The country is set to vote for a new Government on July 4, and all the signals point towards a new center-left Labour administration, which is likely to favor a closer working relationship with the European Union after the country voted to leave the EU in 2016.

Brexit entailed the United Kingdom’s withdrawal from the EU ETS and the creation of a new stand-alone carbon market. The UK ETS is just 10% of the size of its continental neighbor, with a power sector that has almost entirely ended the use of coal to generate electricity. Hence, the opportunities for additional abatement should come from industry and at a relatively higher cost than the EU.

However, the UK ETS has been plagued by difficulties since its launch.
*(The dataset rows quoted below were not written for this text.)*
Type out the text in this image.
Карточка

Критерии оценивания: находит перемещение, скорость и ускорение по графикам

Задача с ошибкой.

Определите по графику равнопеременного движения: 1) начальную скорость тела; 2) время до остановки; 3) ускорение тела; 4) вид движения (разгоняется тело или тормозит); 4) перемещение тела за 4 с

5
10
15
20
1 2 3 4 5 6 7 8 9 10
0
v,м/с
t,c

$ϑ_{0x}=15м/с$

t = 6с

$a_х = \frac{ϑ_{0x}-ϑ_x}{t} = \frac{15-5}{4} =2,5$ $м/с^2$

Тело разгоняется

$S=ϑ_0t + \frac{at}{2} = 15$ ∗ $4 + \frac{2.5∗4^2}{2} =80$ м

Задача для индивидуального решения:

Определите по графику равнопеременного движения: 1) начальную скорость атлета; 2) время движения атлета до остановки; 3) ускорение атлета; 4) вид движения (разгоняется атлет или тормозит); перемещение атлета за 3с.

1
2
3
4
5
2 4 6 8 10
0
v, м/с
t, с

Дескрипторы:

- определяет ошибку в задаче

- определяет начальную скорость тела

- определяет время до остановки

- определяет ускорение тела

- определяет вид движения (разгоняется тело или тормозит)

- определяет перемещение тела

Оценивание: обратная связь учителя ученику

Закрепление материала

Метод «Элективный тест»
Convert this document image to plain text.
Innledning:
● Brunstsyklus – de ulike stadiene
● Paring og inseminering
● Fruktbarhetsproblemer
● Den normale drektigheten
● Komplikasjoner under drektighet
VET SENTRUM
The British market does not (yet) have a supply control mechanism like the EU’s market stability reserve. As a result, the UK market is already building up a sizeable surplus. Based on the total allocation and auctioning of UKAs since the market began relative to reported emissions each year, the UK ETS has accumulated an oversupply of nearly 55 million UKAs since 2021, a little more than half of one year’s total emissions.

Over the first two years of the market, UKAs traded at a premium to EUAs as British installations bought new UK allowances to replace EUA holdings as hedges against future emissions. However, once the swap had been completed, fundamentals came to the core, and the UK price reflected the growing surplus as well as swelling uncertainty over the market’s future direction. Government consultations on the free allocation of permits and the implementation of a supply adjustment mechanism (the UK version of the EU’s MSR) have dragged on and are now left in limbo by the looming election.

Recent reporting has hinted that a new Labour government will look to address challenges raised by the EU’s carbon border adjustment mechanism (CBAM) by proposing a linkage between the UK and EU carbon markets. CBAM will force importers of steel, cement, aluminum, fertilizers, and electricity to pay for the carbon content of those products based on the prevailing EUA price. As well as hitting imports of UK industrial materials, CBAM will require UK renewable electricity generators to pay the carbon levy despite the fact that their output is zero-carbon, and there are concerns it may discourage renewables from despatching to the grid at certain times. Linking the two markets would remove the disruption threatened by the border levy and would also address challenges to power generation and sales across the border to Ireland.

In the last month, speculative traders have slashed their total short positioning in UKAs from 6.9 million tonnes in the week ending April 12 to just 1.3 million tonnes on June 7. At the same time, they have maintained their total long positions at between 8 and 9 million tonnes. This short covering helped drive UKA prices from around £35.00 to £50.00 in the last eight weeks, though some traders caution that the £50 level might represent an attractive enough price to take some profit.

Carbon Market Roundup

The weighted global price of carbon is $51.42, down 2.66% from the week prior. EUAs are down 2.11% for the week at €69.22. UKAs are down 7.66% at £45.55. CCAs fell 1.14% to close at $36.52. RGGI ended at $22.80, unchanged for the week.